Era como estar con un niño de dos años especialmente pesado.
—Tu segunda de a bordo.
Estaba a punto de formular otra pregunta, lo noté. Levanté la mano antes de que lo hiciera.
—Espera un momento. Deja que la llame y averigüe qué sucede.
—¿Y si se ha vuelto contra mí?
—En ese caso, también deberíamos saberlo. Cuanto antes, mejor.

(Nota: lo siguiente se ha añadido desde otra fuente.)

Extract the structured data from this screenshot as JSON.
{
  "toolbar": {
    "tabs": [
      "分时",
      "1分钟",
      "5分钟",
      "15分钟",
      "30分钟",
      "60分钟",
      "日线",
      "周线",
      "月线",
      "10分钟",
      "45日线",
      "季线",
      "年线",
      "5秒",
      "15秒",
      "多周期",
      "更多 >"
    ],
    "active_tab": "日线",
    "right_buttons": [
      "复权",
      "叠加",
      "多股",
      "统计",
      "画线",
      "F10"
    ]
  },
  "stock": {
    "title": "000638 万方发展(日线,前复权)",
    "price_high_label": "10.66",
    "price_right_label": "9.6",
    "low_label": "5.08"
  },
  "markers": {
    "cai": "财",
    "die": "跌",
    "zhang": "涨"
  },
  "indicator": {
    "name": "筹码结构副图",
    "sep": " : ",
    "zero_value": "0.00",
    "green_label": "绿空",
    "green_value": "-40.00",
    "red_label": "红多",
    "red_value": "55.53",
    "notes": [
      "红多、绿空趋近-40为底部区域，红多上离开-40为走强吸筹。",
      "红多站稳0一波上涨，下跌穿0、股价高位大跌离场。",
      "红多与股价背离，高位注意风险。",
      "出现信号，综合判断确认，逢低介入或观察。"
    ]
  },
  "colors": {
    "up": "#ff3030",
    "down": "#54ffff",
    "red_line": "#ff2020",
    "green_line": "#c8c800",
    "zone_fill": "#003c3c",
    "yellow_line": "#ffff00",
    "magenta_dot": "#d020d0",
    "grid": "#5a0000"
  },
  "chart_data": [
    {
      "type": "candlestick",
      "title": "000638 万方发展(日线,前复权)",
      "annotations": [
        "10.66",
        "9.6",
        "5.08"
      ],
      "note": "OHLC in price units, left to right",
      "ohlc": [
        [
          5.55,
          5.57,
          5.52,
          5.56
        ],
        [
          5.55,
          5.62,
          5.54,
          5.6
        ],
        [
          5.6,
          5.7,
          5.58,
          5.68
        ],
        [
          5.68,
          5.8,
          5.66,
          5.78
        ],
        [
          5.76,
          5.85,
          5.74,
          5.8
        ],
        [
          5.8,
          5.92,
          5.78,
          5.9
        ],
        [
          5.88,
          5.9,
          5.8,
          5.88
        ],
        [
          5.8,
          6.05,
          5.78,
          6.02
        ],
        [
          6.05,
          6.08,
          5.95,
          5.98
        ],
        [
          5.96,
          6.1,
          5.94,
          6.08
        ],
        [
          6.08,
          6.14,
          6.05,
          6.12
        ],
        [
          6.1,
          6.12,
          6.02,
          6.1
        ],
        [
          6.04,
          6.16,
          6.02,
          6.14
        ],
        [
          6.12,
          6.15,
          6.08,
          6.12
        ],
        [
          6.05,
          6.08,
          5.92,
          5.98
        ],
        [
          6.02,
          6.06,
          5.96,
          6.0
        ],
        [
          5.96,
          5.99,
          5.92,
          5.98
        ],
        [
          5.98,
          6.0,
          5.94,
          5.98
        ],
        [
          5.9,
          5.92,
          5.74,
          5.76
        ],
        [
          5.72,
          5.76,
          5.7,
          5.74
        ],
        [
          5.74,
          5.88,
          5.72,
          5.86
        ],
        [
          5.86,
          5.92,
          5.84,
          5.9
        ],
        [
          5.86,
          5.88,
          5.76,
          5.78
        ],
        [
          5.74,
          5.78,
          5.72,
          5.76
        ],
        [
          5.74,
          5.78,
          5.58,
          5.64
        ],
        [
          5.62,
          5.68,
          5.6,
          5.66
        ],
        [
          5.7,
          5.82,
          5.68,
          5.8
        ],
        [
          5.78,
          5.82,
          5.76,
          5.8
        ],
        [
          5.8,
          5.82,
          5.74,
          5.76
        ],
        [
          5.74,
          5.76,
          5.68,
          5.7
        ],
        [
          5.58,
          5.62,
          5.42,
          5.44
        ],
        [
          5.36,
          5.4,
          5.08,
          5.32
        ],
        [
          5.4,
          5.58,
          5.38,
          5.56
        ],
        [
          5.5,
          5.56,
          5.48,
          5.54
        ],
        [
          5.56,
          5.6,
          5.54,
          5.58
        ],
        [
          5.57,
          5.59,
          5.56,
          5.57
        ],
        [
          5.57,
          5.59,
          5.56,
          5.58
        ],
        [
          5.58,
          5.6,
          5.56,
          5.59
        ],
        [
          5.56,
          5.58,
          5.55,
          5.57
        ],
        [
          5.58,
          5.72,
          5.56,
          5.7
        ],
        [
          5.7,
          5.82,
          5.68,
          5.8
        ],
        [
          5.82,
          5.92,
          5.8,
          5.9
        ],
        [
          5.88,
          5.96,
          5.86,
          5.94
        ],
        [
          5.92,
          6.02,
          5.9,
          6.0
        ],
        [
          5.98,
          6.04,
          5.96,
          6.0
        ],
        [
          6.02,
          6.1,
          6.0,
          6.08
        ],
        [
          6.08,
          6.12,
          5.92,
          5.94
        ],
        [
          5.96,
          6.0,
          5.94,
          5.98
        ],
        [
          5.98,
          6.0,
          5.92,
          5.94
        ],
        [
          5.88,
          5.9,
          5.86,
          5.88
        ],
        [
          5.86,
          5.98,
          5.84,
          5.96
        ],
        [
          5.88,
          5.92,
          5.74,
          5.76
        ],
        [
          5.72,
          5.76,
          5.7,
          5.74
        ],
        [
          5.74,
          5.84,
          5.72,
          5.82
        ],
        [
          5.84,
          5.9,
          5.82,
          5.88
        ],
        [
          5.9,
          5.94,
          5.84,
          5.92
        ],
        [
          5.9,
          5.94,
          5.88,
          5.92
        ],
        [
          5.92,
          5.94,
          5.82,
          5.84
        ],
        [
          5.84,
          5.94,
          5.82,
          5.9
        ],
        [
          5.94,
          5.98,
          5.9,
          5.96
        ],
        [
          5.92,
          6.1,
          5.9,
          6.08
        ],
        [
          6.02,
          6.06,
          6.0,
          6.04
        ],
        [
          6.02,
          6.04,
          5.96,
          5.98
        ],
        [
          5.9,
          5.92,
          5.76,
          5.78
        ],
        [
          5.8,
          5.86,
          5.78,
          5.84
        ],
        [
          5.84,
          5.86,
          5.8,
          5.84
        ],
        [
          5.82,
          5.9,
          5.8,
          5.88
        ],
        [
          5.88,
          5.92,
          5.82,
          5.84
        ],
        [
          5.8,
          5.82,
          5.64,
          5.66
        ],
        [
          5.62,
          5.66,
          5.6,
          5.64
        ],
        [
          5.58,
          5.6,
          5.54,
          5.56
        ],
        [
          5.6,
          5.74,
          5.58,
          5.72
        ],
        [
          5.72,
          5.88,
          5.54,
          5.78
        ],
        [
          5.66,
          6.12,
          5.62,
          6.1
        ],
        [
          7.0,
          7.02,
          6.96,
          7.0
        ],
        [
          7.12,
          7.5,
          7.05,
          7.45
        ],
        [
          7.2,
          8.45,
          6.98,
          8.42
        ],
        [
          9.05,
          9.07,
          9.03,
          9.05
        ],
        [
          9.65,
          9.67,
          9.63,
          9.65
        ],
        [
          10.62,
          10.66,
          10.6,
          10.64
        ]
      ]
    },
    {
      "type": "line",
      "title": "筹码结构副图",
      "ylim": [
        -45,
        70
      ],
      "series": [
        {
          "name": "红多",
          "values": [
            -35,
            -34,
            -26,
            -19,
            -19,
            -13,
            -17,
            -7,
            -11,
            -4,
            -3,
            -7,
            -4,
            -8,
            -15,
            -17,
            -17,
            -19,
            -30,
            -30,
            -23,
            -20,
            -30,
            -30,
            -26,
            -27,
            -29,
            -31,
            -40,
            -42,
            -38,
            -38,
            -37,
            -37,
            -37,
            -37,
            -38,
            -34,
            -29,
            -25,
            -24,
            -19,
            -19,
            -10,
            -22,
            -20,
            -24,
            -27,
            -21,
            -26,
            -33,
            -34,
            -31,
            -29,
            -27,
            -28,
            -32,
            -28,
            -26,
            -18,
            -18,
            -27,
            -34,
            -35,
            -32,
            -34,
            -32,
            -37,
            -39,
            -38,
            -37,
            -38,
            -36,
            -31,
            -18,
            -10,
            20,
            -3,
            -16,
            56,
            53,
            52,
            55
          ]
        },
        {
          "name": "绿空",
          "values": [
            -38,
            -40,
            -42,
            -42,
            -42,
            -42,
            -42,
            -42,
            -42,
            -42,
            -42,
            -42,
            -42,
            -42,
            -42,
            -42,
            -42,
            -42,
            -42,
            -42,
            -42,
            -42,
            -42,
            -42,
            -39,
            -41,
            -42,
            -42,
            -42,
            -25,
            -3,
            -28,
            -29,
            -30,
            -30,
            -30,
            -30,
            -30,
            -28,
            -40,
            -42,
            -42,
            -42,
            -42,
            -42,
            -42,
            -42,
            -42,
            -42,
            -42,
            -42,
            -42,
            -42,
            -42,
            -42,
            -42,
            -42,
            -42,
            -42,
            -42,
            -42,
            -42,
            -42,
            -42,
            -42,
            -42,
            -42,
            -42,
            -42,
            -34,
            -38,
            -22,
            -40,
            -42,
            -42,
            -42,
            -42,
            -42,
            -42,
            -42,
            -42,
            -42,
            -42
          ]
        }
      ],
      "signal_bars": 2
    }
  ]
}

Posé la mano en el viejo teléfono que hay colgado en la pared de la cocina, justo al final del mostrador. Debajo del teléfono había un taburete alto. Mi abuela se sentaba en aquel taburete para mantener sus interminables conversaciones, con un lápiz y un bloc siempre a mano. La echaba de menos a diario. Pero en aquel momento no había tiempo para emociones, ni siquiera para la nostalgia. Busqué en mi pequeña agenda de teléfonos el número de Fangtasia, el bar de vampiros de Shreveport que era la principal fuente de ingresos de Eric, además de su base de operaciones, que, según tenía entendido, eran muy diversas. No sabía hasta qué punto eran diversas, ni cuáles eran sus demás proyectos financieros, aunque tampoco me apetecía especialmente enterarme.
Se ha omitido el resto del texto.